Ações

Perder tempo para resolver problemas gera indenização

Justiça intensifica punição por demora no atendimento por telefone e espera em aeroportos

Seg, 12/06/17 - 03h00
Com cerca de cem protocolos, Camila já perdeu 33 dias da vida | Foto: Denilton Dias

“Eu tenho 31 anos menos 33 dias”, afirma a coordenadora de um centro de idiomas Camila Wigeers Sabato. Em um ano e meio, ela acumulou cerca de cem protocolos contra uma operadora de internet e TV a cabo, tentando resolver, entre outras falhas, a entrega seis vezes abaixo da velocidade contratada. “Já cheguei a ficar quase uma hora no telefone, mas considerando que em média cada ligação teve 20 minutos, foram 2.000 minutos da minha vida jogados fora. Sem falar quando temos que esperar o técnico, pois eles nunca marcam a hora exata. Estou entrando na Justiça e, além do serviço correto, vou exigir indenização por dano moral”, conta Camila. As chances de ela ganhar são grandes, pois, se antes esse tipo de chateação era tratada pela Justiça como mero aborrecimento, agora as coisas começam a mudar.

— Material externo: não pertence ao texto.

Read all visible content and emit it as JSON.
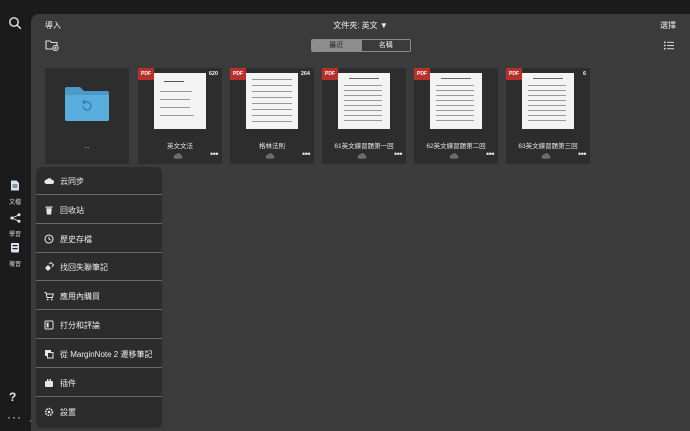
{
  "rail": {
    "docs_label": "文檔",
    "study_label": "學習",
    "review_label": "複習",
    "help": "?",
    "more": "···"
  },
  "topbar": {
    "import": "導入",
    "folder_title": "文件夾: 英文 ▼",
    "select": "選擇"
  },
  "sort_tabs": [
    "最近",
    "名稱"
  ],
  "folder": {
    "name": ".."
  },
  "documents": [
    {
      "name": "英文文法",
      "badge": "PDF",
      "pages": "620"
    },
    {
      "name": "格林法則",
      "badge": "PDF",
      "pages": "264"
    },
    {
      "name": "61英文練習題第一回",
      "badge": "PDF",
      "pages": ""
    },
    {
      "name": "62英文練習題第二回",
      "badge": "PDF",
      "pages": ""
    },
    {
      "name": "63英文練習題第三回",
      "badge": "PDF",
      "pages": "6"
    }
  ],
  "menu": {
    "items": [
      {
        "label": "云同步",
        "icon": "cloud-icon"
      },
      {
        "label": "回收站",
        "icon": "trash-icon"
      },
      {
        "label": "歷史存檔",
        "icon": "history-icon"
      },
      {
        "label": "找回失聯筆記",
        "icon": "recover-icon"
      },
      {
        "label": "應用內購買",
        "icon": "cart-icon"
      },
      {
        "label": "打分和評論",
        "icon": "rate-icon"
      },
      {
        "label": "從 MarginNote 2 遷移筆記",
        "icon": "migrate-icon"
      },
      {
        "label": "插件",
        "icon": "plugin-icon"
      },
      {
        "label": "設置",
        "icon": "settings-icon"
      }
    ]
  },
  "colors": {
    "panel": "#3b3b3b",
    "card": "#2d2d2d",
    "pdf_badge": "#b8302a",
    "folder_blue": "#5aaede",
    "rail_accent": "#cfd8e6"
  }
}
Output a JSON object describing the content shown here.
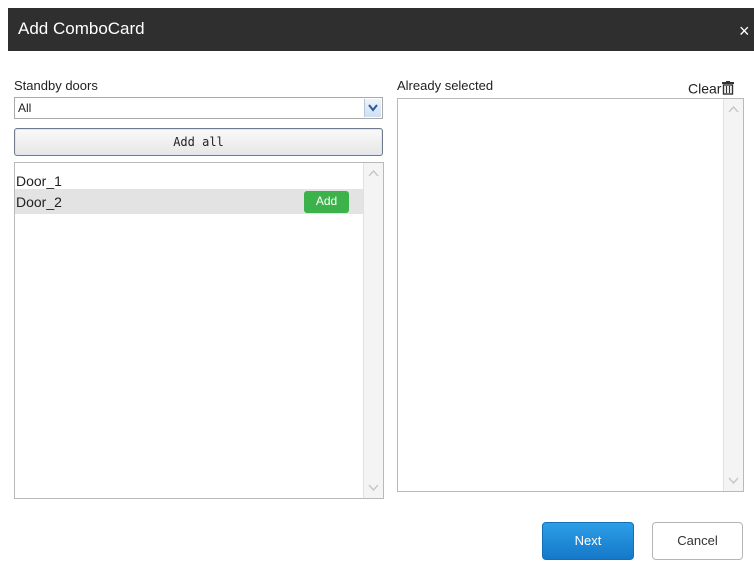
{
  "dialog": {
    "title": "Add ComboCard",
    "close_label": "×"
  },
  "standby": {
    "label": "Standby doors",
    "filter_value": "All",
    "add_all_label": "Add all",
    "doors": [
      {
        "name": "Door_1",
        "selected": false
      },
      {
        "name": "Door_2",
        "selected": true,
        "add_label": "Add"
      }
    ]
  },
  "selected": {
    "label": "Already selected",
    "clear_label": "Clear"
  },
  "footer": {
    "next_label": "Next",
    "cancel_label": "Cancel"
  },
  "colors": {
    "titlebar": "#2f2f2f",
    "add_button": "#3bb34a",
    "next_button": "#1f8bd9"
  },
  "icons": [
    "close-icon",
    "dropdown-arrow-icon",
    "trash-icon",
    "scroll-up-icon",
    "scroll-down-icon"
  ]
}
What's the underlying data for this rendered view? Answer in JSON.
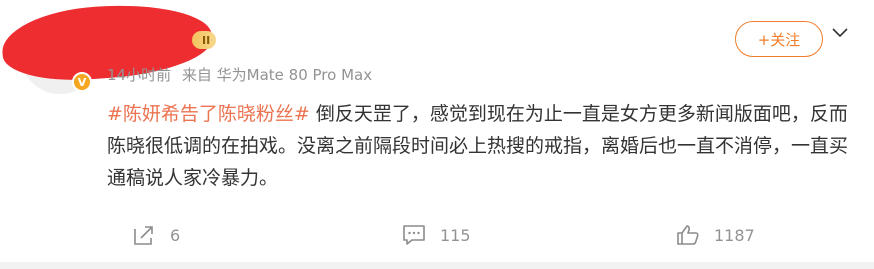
{
  "post": {
    "vip_label": "II",
    "verified_symbol": "V",
    "time": "14小时前",
    "source": "来自 华为Mate 80 Pro Max",
    "follow_label": "+关注",
    "topic": "#陈妍希告了陈晓粉丝#",
    "text": " 倒反天罡了，感觉到现在为止一直是女方更多新闻版面吧，反而陈晓很低调的在拍戏。没离之前隔段时间必上热搜的戒指，离婚后也一直不消停，一直买通稿说人家冷暴力。"
  },
  "actions": {
    "share_count": "6",
    "comment_count": "115",
    "like_count": "1187"
  },
  "colors": {
    "accent": "#f07d2b",
    "topic": "#eb7350",
    "muted": "#939393",
    "redaction": "#ee2d31"
  }
}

Nos últimos cinco anos, a Justiça tem reconhecido que a perda de tempo merece indenização. Desde 2011, quando o advogado capixaba Marcos Dessauane lançou a tese do “Desvio Produtivo do Consumidor” para discutir os prejuízos do tempo desperdiçado, já foram cerca de mil acórdãos favoráveis ao pagamento de indenização por dano moral a consumidores que tiveram que gastar seu tempo para resolver problemas de produtos e serviços que nem sequer deveriam existir.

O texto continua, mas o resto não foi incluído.